We use server is within the company, with China unicom to send IP, reference to make the network can access through a router, we set up a number of tools in the server, such as Gitlab, chat tools, network backup, etc., access is very troublesome, not for the record, and access the corresponding service must be upper slogan, port 80 is said to have been closed, If you use HTTPS, you can default to port 443. If you use HTTPS, the default browser will give you port 443. The following is an SSL certificate provided by Let’s Encrypt.

Tutorial archived on my Github welcome corrections and Star

Install EPEL warehouse

First, install the Let’s Encrypt certificate tool, which can be found in the CentOS EPEL repository. Before finding it, check whether the EPEL source exists:

The file name is EPEL. Repo
cd /etc/yum.repos.d/
Copy the code

If no, install it directly

sudo yum install epel-release -y
Copy the code

Install the certificate issuing tool

sudo yum install certbot-nginx -y
Copy the code

To apply for the certificate

No error reported with nginx command

sudo certbot --nginx
# Saving debug log to /var/log/letsencrypt/letsencrypt.log
# The nginx plugin is not working; there may be problems with your existing configuration.
# The error was: NoInstallationError()
# If you report the above error, run the following command to resolve the problem
which nginx # check directory
# output/usr/local/nginx/sbin/nginx
yum info nginx
Copy the code

The solution

ln -s /usr/local/nginx/sbin/nginx /usr/bin/nginx
ln -s /usr/local/nginx/conf/ /etc/nginx
Copy the code

Nginx configuration file directory error

sudo certbot --nginx
# Saving debug log to /var/log/letsencrypt/letsencrypt.log
# Error while running nginx -c /etc/nginx/nginx.conf -t.

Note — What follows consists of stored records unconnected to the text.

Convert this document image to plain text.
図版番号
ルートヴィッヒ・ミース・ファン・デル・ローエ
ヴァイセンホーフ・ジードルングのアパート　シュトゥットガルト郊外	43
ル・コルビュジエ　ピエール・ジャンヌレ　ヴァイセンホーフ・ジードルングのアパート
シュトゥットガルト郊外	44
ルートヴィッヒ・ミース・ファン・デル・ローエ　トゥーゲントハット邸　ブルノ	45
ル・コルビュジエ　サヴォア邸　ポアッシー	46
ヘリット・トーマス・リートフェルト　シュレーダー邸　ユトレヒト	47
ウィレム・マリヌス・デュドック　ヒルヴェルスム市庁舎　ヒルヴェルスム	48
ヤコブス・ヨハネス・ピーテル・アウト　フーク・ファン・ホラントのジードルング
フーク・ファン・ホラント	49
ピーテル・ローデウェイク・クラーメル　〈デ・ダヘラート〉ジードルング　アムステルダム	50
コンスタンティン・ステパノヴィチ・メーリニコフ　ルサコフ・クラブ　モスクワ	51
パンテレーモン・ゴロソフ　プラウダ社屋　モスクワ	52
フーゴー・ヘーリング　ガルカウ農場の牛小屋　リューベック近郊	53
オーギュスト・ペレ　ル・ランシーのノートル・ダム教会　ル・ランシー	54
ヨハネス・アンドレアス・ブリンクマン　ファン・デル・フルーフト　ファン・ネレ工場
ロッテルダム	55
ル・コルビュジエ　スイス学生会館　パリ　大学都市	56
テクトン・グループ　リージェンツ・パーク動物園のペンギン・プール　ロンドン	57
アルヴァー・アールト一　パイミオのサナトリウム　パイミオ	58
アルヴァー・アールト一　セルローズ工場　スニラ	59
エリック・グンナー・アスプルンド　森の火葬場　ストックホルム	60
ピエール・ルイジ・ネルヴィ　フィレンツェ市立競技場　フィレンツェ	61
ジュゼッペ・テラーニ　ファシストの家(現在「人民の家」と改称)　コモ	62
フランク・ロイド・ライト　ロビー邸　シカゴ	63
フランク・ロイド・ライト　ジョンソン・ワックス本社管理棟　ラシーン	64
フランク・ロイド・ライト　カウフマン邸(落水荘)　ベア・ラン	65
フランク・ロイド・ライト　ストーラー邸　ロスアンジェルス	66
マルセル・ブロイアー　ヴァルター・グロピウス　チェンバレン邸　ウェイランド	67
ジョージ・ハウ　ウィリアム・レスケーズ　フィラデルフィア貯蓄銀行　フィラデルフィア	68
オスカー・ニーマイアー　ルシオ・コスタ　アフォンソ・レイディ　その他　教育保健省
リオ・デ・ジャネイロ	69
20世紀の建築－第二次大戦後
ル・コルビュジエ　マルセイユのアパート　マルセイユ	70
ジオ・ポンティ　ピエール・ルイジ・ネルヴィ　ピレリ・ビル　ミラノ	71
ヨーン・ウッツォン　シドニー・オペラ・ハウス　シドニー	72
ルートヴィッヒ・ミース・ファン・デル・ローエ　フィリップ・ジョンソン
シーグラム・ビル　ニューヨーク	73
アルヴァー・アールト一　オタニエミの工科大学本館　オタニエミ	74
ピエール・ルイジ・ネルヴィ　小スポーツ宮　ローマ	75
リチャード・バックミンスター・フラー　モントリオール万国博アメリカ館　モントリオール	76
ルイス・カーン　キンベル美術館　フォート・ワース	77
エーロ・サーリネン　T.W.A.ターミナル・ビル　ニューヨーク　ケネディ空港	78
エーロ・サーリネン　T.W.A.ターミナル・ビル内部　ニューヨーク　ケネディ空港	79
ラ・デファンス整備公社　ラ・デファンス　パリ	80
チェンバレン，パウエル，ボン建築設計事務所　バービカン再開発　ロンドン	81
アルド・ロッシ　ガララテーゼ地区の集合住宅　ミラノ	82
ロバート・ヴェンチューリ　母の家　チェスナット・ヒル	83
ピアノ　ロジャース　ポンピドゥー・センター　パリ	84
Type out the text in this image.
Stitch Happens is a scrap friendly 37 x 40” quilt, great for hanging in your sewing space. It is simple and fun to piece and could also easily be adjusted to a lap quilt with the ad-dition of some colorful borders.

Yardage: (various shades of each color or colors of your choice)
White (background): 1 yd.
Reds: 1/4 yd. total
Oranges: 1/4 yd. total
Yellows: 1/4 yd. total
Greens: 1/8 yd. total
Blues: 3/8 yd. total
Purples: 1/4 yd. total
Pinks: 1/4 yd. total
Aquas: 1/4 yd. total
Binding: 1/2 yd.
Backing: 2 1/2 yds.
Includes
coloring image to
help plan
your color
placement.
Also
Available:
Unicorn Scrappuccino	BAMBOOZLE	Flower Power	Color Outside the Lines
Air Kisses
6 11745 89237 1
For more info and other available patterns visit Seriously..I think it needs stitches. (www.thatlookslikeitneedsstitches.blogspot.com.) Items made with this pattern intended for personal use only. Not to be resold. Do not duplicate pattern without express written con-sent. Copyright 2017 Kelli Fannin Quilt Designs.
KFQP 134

# nginx: [emerg] open() "/etc/nginx/nginx.conf" failed (2: No such file or directory)
# nginx: configuration file /etc/nginx/nginx.conf test failed

# The nginx plugin is not working; there may be problems with your existing configuration.
# The error was: MisconfigurationError('Error while running nginx -c /etc/nginx/nginx.conf -t.\n\nnginx: [emerg] open() "/etc/nginx/nginx.conf" failed (2: No such file or directory)\nnginx: configuration file /etc/nginx/nginx.conf test failed\n',)
Copy the code

The workaround is to make Certbot think that your configuration exists, write the SSL configuration to your nginx configuration file, and copy the configuration to your default nginx configuration. Certbot doesn’t need to specify a directory for nginx to start.

# nginx default configuration file directory not in /etc/nginx/ directory,
/usr/local/nginx/conf
Copy to /etc/nginx/ directory
cp -r /usr/local/nginx/conf/* /etc/nginx/

Change all directories to /etc/nginx/
vim /lib/systemd/system/nginx.service
cp /lib/systemd/system/nginx.service{,.bak}

Verify that the configuration is correct
nginx -t -c /etc/nginx/nginx.conf
Copy the code

Once correct, copy the SSL configuration in nginx to your original running configuration and configure /usr/local/nginx/conf/ in the default installation directory. The following is generated in the configuration, mainly to copy this.

{
  ssl_certificate /etc/letsencrypt/live/chat.wangchujiang.com/fullchain.pem; # managed by Certbot
  ssl_certificate_key /etc/letsencrypt/live/chat.wangchujiang.com/privkey.pem; # managed by Certbot
}
Copy the code

Formal application Application certificate

First run the certificate generation command and select the site for which you want to configure SSL certificates, based on the fact that your site is already configured in Nginx.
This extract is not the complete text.